US 11,896,626 B2
Multistrain population control systems and methods
Jeff Hasty, Encinitas, CA (US); Michael Julius Liao, San Diego, CA (US); and Muhammad Omar Din, San Diego, CA (US)
Assigned to The Regents of the University of California, Oakland, CA (US)
Appl. No. 16/972,405
Filed by The Regents of the University of California, Oakland, CA (US)
PCT Filed Jun. 7, 2019, PCT No. PCT/US2019/036179
§ 371(c)(1), (2) Date Dec. 4, 2020,
PCT Pub. No. WO2019/237083, PCT Pub. Date Dec. 12, 2019.
Claims priority of provisional application 62/682,755, filed on Jun. 8, 2018.
Prior Publication US 2021/0169941 A1, Jun. 10, 2021
Int. Cl. A61K 35/74 (2015.01); C07K 14/245 (2006.01); C12N 1/20 (2006.01); A61K 35/00 (2006.01)

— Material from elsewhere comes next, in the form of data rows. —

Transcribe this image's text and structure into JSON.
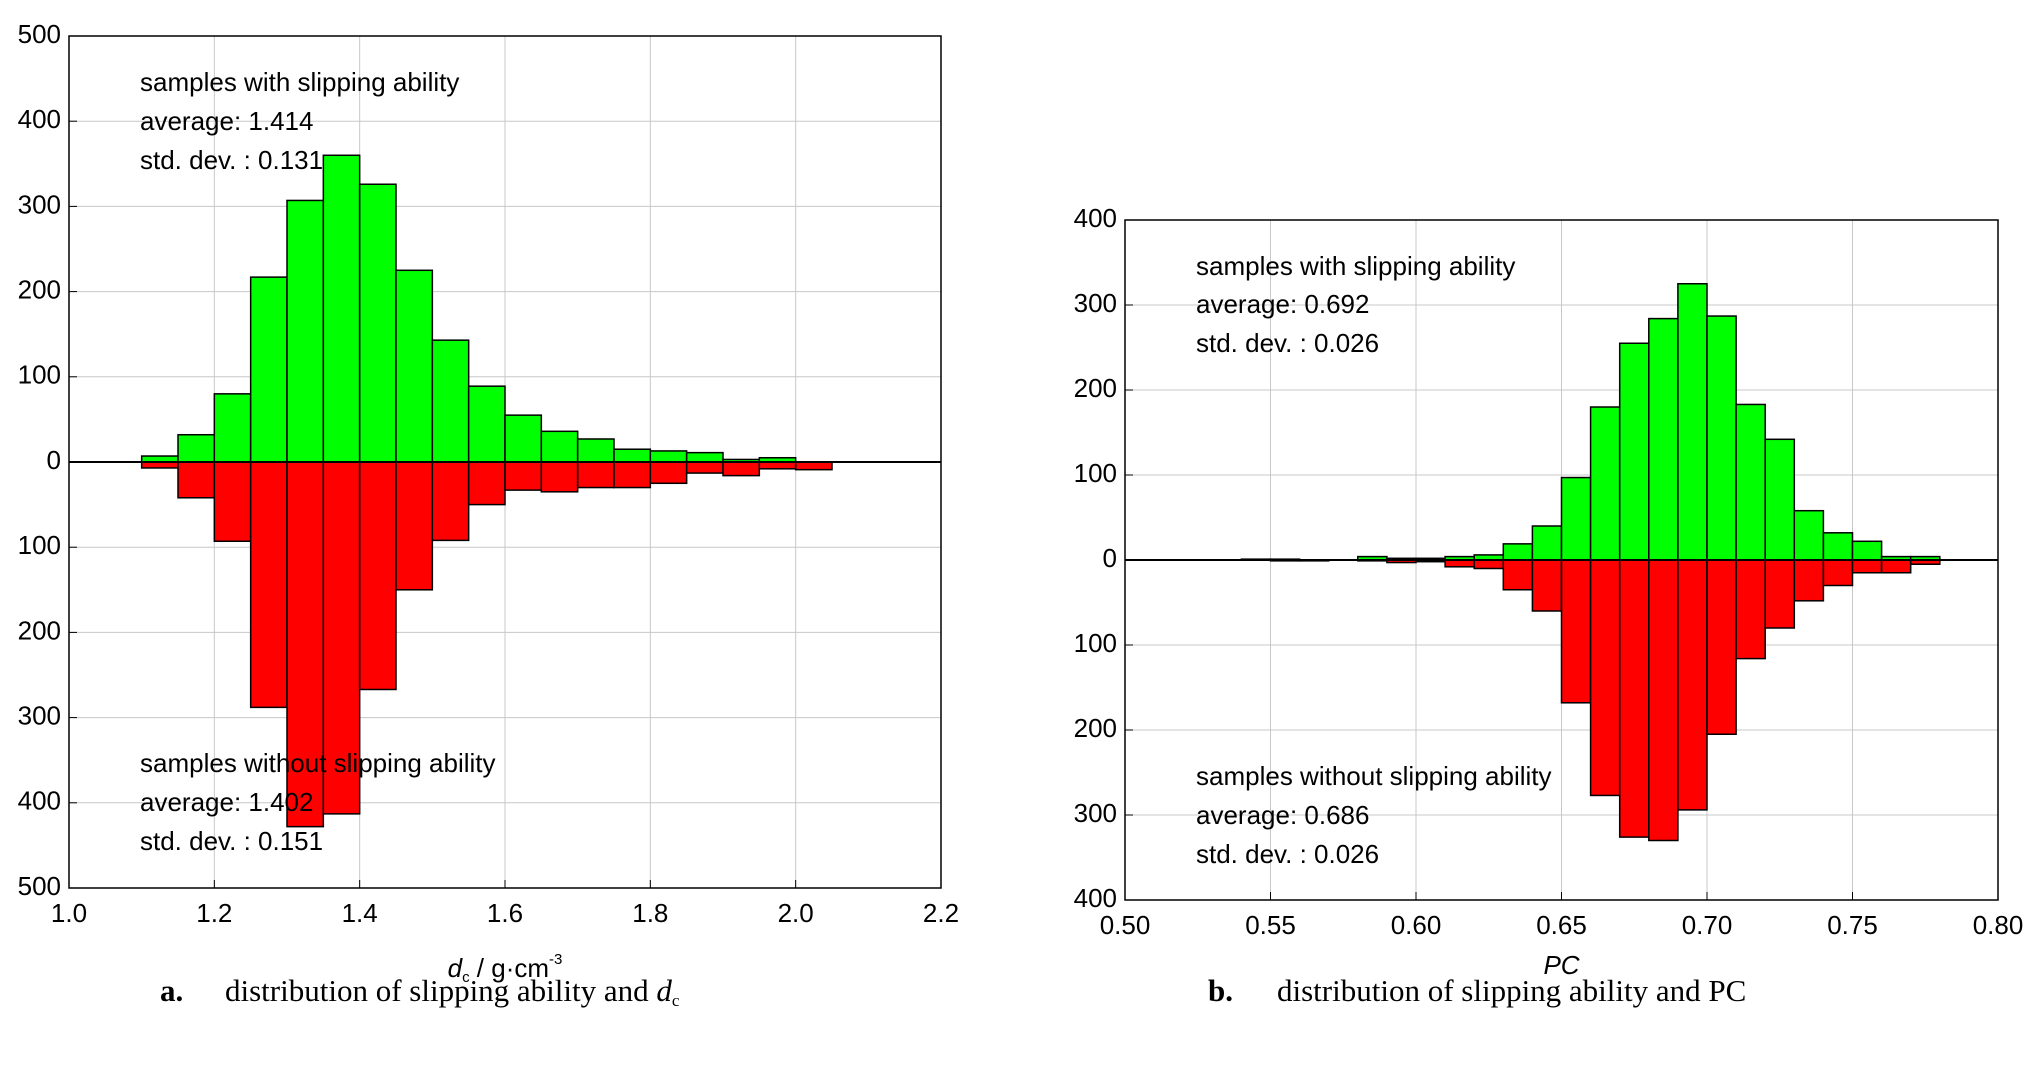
{
  "chart_data": [
    {
      "type": "histogram",
      "xlabel_parts": [
        "d",
        "c",
        " / g·cm",
        "-3"
      ],
      "caption_label": "a.",
      "caption_parts": [
        "distribution of slipping ability and ",
        "d",
        "c"
      ],
      "annotations": [
        [
          "samples with slipping ability",
          "average: 1.414",
          "std. dev. : 0.131"
        ],
        [
          "samples without slipping ability",
          "average: 1.402",
          "std. dev. : 0.151"
        ]
      ],
      "bins": [
        1.1,
        1.15,
        1.2,
        1.25,
        1.3,
        1.35,
        1.4,
        1.45,
        1.5,
        1.55,
        1.6,
        1.65,
        1.7,
        1.75,
        1.8,
        1.85,
        1.9,
        1.95,
        2.0,
        2.05
      ],
      "series": [
        {
          "color": "#00ff00",
          "values": [
            7,
            32,
            80,
            217,
            307,
            360,
            326,
            225,
            143,
            89,
            55,
            36,
            27,
            15,
            13,
            11,
            3,
            5,
            0
          ]
        },
        {
          "color": "#ff0000",
          "values": [
            -7,
            -42,
            -93,
            -288,
            -428,
            -413,
            -267,
            -150,
            -92,
            -50,
            -33,
            -35,
            -30,
            -30,
            -25,
            -13,
            -16,
            -8,
            -9
          ]
        }
      ],
      "xlim": [
        1.0,
        2.2
      ],
      "xticks": [
        {
          "value": 1.0,
          "label": "1.0"
        },
        1.2,
        1.4,
        1.6,
        1.8,
        {
          "value": 2.0,
          "label": "2.0"
        },
        2.2
      ],
      "ylim": [
        -500,
        500
      ],
      "yticks": [
        500,
        400,
        300,
        200,
        100,
        0,
        {
          "value": -100,
          "label": "100"
        },
        {
          "value": -200,
          "label": "200"
        },
        {
          "value": -300,
          "label": "300"
        },
        {
          "value": -400,
          "label": "400"
        },
        {
          "value": -500,
          "label": "500"
        }
      ],
      "grid": true
    },
    {
      "type": "histogram",
      "xlabel_parts": [
        "PC"
      ],
      "caption_label": "b.",
      "caption_parts": [
        "distribution of slipping ability and PC"
      ],
      "annotations": [
        [
          "samples with slipping ability",
          "average: 0.692",
          "std. dev. : 0.026"
        ],
        [
          "samples without slipping ability",
          "average: 0.686",
          "std. dev. : 0.026"
        ]
      ],
      "bins": [
        0.54,
        0.55,
        0.56,
        0.57,
        0.58,
        0.59,
        0.6,
        0.61,
        0.62,
        0.63,
        0.64,
        0.65,
        0.66,
        0.67,
        0.68,
        0.69,
        0.7,
        0.71,
        0.72,
        0.73,
        0.74,
        0.75,
        0.76,
        0.77,
        0.78
      ],
      "series": [
        {
          "color": "#00ff00",
          "values": [
            1,
            1,
            0,
            0,
            4,
            2,
            2,
            4,
            6,
            19,
            40,
            97,
            180,
            255,
            284,
            325,
            287,
            183,
            142,
            58,
            32,
            22,
            4,
            4
          ]
        },
        {
          "color": "#ff0000",
          "values": [
            0,
            -1,
            -1,
            0,
            -1,
            -3,
            -2,
            -8,
            -10,
            -35,
            -60,
            -168,
            -277,
            -326,
            -330,
            -294,
            -205,
            -116,
            -80,
            -48,
            -30,
            -15,
            -15,
            -5
          ]
        }
      ],
      "xlim": [
        0.5,
        0.8
      ],
      "xticks": [
        {
          "value": 0.5,
          "label": "0.50"
        },
        0.55,
        {
          "value": 0.6,
          "label": "0.60"
        },
        0.65,
        {
          "value": 0.7,
          "label": "0.70"
        },
        0.75,
        {
          "value": 0.8,
          "label": "0.80"
        }
      ],
      "ylim": [
        -400,
        400
      ],
      "yticks": [
        400,
        300,
        200,
        100,
        0,
        {
          "value": -100,
          "label": "100"
        },
        {
          "value": -200,
          "label": "200"
        },
        {
          "value": -300,
          "label": "300"
        },
        {
          "value": -400,
          "label": "400"
        }
      ],
      "grid": true
    }
  ]
}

CPC A61K 35/74 (2013.01) [C07K 14/245 (2013.01); C12N 1/20 (2013.01); A61K 2035/115 (2013.01)] 16 Claims
 
1. A method of maintaining a bacterial co-culture, the method comprising:
culturing a first bacterial strain for a first period of time in a growth environment;
adding a second bacterial strain to the growth environment and culturing the second bacterial strain for a second period of time;
adding a third bacterial strain to the growth environment and culturing the third bacterial strain for a third period of time,
wherein each of the first, second, and third bacterial strains comprises a toxin system;
wherein the toxin system of the first bacterial strain produces a first toxin/first antitoxin pair and a third antitoxin from a third toxin/third antitoxin pair wherein the first bacterial strain does not produce the third toxin;
wherein the toxin system of the second bacterial strain produces a second toxin/second antitoxin pair and the first antitoxin from the first toxin/first antitoxin pair wherein the second bacterial strain does not produce the first toxin; and
wherein the toxin system of the third bacterial strain produces a third toxin/third antitoxin pair and the second antitoxin from the second toxin/second antitoxin pair wherein the third bacterial strain does not produce the second toxin, and
wherein each of the first, second, and third bacterial strains comprises
a lysis plasmid having a lysis gene under the control of an activatable promoter; and
an activator plasmid having an activator gene, the expression of which promotes the accumulation of a quorum-sensing molecule,
wherein both the activatable promoter of the lysis gene and the expression of the activator gene is activated by the quorum-sensing molecule.